Queens Of The Stone Age Lullabyes to paralize
2005 - INTERSCOPE RECORDS
Certo non si può ridurre a questo il nuovo lavoro dei Queens of the Stone Age, anche perché Lanegan è presente solo in alcuni pezzi del disco, ma dietro al gioco delle partenze e degli arrivi si possono scorgere alcune delle caratteristiche principali di “Lullabyes to paralize”.
Innazitutto ci sono una maggior compattezza e oscurità (di cui, stando al gioco, potrebbe essere simbolo Mark Lanegan).

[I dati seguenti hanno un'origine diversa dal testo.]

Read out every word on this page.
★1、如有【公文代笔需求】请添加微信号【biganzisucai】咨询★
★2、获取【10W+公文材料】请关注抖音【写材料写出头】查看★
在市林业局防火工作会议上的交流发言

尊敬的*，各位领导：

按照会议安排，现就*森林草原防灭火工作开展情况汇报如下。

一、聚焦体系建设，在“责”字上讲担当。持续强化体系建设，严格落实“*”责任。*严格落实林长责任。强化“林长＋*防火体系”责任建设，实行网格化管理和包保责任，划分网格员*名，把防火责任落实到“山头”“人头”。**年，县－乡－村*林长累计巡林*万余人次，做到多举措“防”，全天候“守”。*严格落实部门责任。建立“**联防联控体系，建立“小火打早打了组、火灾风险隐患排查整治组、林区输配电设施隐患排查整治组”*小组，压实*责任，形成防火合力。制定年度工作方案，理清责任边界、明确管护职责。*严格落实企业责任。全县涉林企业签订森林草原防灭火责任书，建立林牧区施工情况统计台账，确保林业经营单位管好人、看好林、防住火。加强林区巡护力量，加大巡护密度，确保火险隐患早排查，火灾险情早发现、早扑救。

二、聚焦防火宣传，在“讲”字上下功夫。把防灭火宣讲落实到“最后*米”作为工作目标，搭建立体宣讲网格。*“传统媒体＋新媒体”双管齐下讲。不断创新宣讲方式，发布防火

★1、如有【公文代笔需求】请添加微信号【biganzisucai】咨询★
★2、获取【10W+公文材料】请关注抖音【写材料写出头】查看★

E manca la fantasia e la schizofrenia che c’era invece in “Songs for the deaf” (queste attribuili ad Olivieri).
“Lullabyes to paralize” è disco più ossessivo e mono-tono del precedente e anche la presenza di Billy Gibbons (ZZ Top) sembra voler confermare un tentativo di rincarare la dose di anni ’70: i QOTSA si sono sempre nutriti di mistero e di perversione, ma qua, proprio come in molto hard-rock stile Seventies, si fanno attrarrare in modo ancora maggiore da un immaginario sanguinolento, tra lupi, boschi e lunghi coltelli.
Certo è che Josh Homme e compagni hanno fatto di tutto per dare al disco immagini e significati in grado di comunicare paura: dal video all’intervista inclusi nel dvd allegato al disco, dall’artwork ai testi, tutto va a comporre uno scenario in cui i nostri recitano la parte dei mostri cattivi.
In realtà dietro a questa ambientazione piuttosto pacchiana si nasconde una ricerca nel lato oscuro dell’uomo che non è così banale: “You wanna know just how long you can hide from what you are”. Proprio questa capacità di scavare nella parte più tenebrosa dell’animo emerge dall’iniziale “This lullaby”, una ninnananna cantata da Lanegan, che poi risulterà essere il pezzo più profondo del disco.
Questa introduzione e la presenza di Lanegan in maniera più stabile, dopo alcune comparse e Desert Sessions, fanno pensare ad un album in cui incubi e spettri vengono sviscerati in modo più autorale, invece presto i QOTSA cominciano a tritare tutto con un rock compattato, più hard che stoner, mai così vicino appunto agli anni Settanta.
La prima parte del disco è una botta allo stomaco, furiosa e quadrata: anche una ballata come “Everybody Knows That You Are Insane” si muove senza scampo sugli echi della steel guitar. La voce di Josh Homme si propone come al solito staccata dagli strumenti, alienata, e tutto va in tensione anche negli episodi più diretti come il r&r di “In My Head” e il singolo “Little sister” che sembra fatto apposta per pogare.
Poi , quando ci sarebbe bisogno di nuovo di un pezzo profondo, il disco cambia marcia e va a cercare delle improbabili variazioni rendendo il tutto ancora più ossessivo: i toni si appesantiscono ulteriormente, i pezzi si fanno più lunghi e gli ospiti (Chris Goss, Shirley Manson, Dave Catching) servono solo a rendere ancora più allucinato e maniacale l’insieme. Il risultato è impressionante, ma solo in “Someone´s in the Wolf” produce delle parti rilevanti di rock.
Verso il finale torna qualche umore autorale, quando “Long slow goodbye” si attorciglia attorno ad un mezzo blues. Rimane l’amarezza per un disco che avrebbe potuto essere molto più omogeneo. E far paura davvero.